Apakah sebenarnya yang paling ku inginkan dalam hidup ini? Itulah tanda tanya yang selalu muncul dalam benakku setiap kali ku merenung tentang jembatan yang akan kusebrangi, sekali ku melangkah ku tak boleh kembali karena di belakangku akan selalu ikut polisi yang bertitelkan dogma masyarakat yang setia menjadi komentator abadi terhadap semua gerak-gerikku. Setiap kali ku mencoba, maka setiap kali pula ku merasa bimbang tentang hasilnya nanti.
Namun, kuteringat sebuah dongeng yang selalu dilantungkan ditelingaku ketika ku masih tak bisa lepas dari pelukan bundaku. Dongeng itu menceritakan seorang anak miskin yang ingin menggapai langit dengan  tanganya. Keinginan itu untuk mayoritas orang hanya sebuah mimpi yang tak akan menjadi nyata. Namun untuk si anak miskin, itu semua hanyalah sebuah tembok yang suatu saat akan bisa dilaluinya dengan kekuatan tekadnya. Jalan hidupnya hanyalah berusaha untuk melewati tembok itu, semua cara dia lakukan untuk mencapai tujuanya. Hari ini, esok, dan seterusnya adalah perjuangan baginya hingga akhirnya, tembok yang bediri kokoh sebagai halanganya itu  dapat ia taklukkan.
Dari saat itulah, ku berusaha untuk menjadi si anak miskin tadi, dengan tekad yang kuat ku tentukan satu jalan yang akan ku jadikan tujuan perantauanku yang akhirnya ku akan menetap diujungnya kelak bersama seorang pendamping yang bernama kesejahtraan dan buah hati yang bernama kebahagiaan.
Dimasa tuaku nanti, nasib kan terus menemaniku, membuatku bak seorang kaisar yang menjadi junjungan rakyatku. Dikala ku tertidur nyenyak, semilir angin mengayunku membawaku ke langit tingkat tertinggi, menembus teras bidadari yang terus menyapa mebuatku terasa tak ingin kembali menapakan kakiku diduniaku. Oh tuhan, itulah impian seorang hamba yang tak tau kemana lagi mengadu dan tak tau lagi kemana lagi ia meminta.

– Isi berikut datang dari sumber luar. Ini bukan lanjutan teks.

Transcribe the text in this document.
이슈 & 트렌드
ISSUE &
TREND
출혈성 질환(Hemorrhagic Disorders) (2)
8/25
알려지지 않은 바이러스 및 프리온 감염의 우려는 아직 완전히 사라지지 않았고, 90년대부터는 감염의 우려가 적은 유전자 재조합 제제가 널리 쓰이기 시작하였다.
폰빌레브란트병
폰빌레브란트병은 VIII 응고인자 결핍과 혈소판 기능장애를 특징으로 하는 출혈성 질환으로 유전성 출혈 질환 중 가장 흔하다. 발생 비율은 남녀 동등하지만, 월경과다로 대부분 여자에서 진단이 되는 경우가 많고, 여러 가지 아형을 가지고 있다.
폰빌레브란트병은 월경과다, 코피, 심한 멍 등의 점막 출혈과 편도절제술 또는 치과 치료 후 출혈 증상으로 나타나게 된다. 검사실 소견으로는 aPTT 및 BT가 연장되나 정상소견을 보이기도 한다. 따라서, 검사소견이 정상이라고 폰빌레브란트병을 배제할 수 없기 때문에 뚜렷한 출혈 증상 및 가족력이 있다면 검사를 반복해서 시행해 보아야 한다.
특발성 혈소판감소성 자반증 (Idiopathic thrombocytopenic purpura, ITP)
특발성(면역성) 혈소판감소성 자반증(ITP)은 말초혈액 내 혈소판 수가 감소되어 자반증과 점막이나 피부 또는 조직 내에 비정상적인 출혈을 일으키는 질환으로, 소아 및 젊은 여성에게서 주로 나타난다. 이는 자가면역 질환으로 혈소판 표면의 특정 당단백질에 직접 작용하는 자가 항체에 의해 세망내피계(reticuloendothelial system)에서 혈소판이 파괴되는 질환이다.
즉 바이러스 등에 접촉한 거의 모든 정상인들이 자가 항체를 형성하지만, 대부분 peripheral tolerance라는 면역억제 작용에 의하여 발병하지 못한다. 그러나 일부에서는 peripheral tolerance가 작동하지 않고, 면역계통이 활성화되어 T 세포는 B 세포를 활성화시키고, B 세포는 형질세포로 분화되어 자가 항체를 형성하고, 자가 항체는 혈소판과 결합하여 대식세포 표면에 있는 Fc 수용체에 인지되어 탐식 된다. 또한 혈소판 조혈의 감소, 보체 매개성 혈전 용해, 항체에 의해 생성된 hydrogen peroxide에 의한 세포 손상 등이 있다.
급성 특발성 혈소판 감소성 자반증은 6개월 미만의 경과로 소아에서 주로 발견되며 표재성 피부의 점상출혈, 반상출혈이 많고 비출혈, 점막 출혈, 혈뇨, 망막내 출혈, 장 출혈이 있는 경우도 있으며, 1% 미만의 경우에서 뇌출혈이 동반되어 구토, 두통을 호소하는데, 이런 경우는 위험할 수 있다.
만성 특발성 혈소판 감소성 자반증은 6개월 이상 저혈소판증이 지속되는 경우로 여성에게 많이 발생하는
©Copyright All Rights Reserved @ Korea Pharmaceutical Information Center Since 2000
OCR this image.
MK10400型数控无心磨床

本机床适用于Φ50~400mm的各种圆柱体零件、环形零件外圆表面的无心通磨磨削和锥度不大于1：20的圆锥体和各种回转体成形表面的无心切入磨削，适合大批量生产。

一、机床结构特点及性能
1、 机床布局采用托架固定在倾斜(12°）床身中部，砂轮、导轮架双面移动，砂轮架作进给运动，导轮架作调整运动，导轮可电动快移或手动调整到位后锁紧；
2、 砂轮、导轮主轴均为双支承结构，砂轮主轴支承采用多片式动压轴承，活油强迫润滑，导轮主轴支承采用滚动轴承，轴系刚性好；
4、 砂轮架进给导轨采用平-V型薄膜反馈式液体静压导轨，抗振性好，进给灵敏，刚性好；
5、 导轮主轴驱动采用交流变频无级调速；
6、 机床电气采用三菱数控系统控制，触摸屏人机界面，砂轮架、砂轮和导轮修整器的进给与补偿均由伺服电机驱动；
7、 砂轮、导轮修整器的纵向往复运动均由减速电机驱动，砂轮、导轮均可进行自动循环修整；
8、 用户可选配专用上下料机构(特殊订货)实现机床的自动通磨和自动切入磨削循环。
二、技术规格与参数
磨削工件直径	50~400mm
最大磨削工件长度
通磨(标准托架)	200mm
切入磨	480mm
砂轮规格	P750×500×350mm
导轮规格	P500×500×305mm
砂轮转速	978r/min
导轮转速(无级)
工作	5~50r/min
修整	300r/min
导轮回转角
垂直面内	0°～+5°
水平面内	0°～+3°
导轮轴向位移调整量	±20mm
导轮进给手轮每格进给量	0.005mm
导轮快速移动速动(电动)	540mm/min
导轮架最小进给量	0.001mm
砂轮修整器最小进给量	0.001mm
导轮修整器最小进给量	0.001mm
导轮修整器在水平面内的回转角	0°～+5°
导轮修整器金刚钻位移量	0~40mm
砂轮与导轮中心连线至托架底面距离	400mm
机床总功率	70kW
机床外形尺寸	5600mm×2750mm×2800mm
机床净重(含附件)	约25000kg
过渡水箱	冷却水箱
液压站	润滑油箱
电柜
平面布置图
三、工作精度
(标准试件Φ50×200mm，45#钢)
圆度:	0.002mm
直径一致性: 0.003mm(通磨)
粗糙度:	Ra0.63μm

Ketika ku duduk diteras dan terus meratap, apakah semua yang ku inginkan kan jadi suatu kenyataan ataukah akan terkubur dalam benak pikiranku untuk selamanya, akankah semua impian itu akan menjadi suatu arsip kumuh yang tertata rapi didalam perpustakaan impian hidupku. Suatu saat kelak semua tanda Tanya yang bergelut dalam pikiran ini akan terjawab, itu sudah pasti namun sekarang yang kupikirkan akankah ku mampu menerima kenyataan itu, akankah ku ikhlas dengan segala hasilnya nanti. Tapi bila ku berpikir seperti itu, kapan diri ini dapat menembus langit tertinggi impian itu, yang bisa kulakukan sekarang adalah mencoba dan terus mencoba semua cara yang bisa dan mampu ku lakukan yang ada dalam lintas batas kemampuan ini dan tetap bisa mendapat rahmatya. Hasil dari semua itu adalah suatu misteri yang membuat hidup ini lebih manantang untuk di jalani dengan tekad sekuat batu karang dan setinggi gunung, ku yakin dan percaya ku kan menaklukkan impian itu.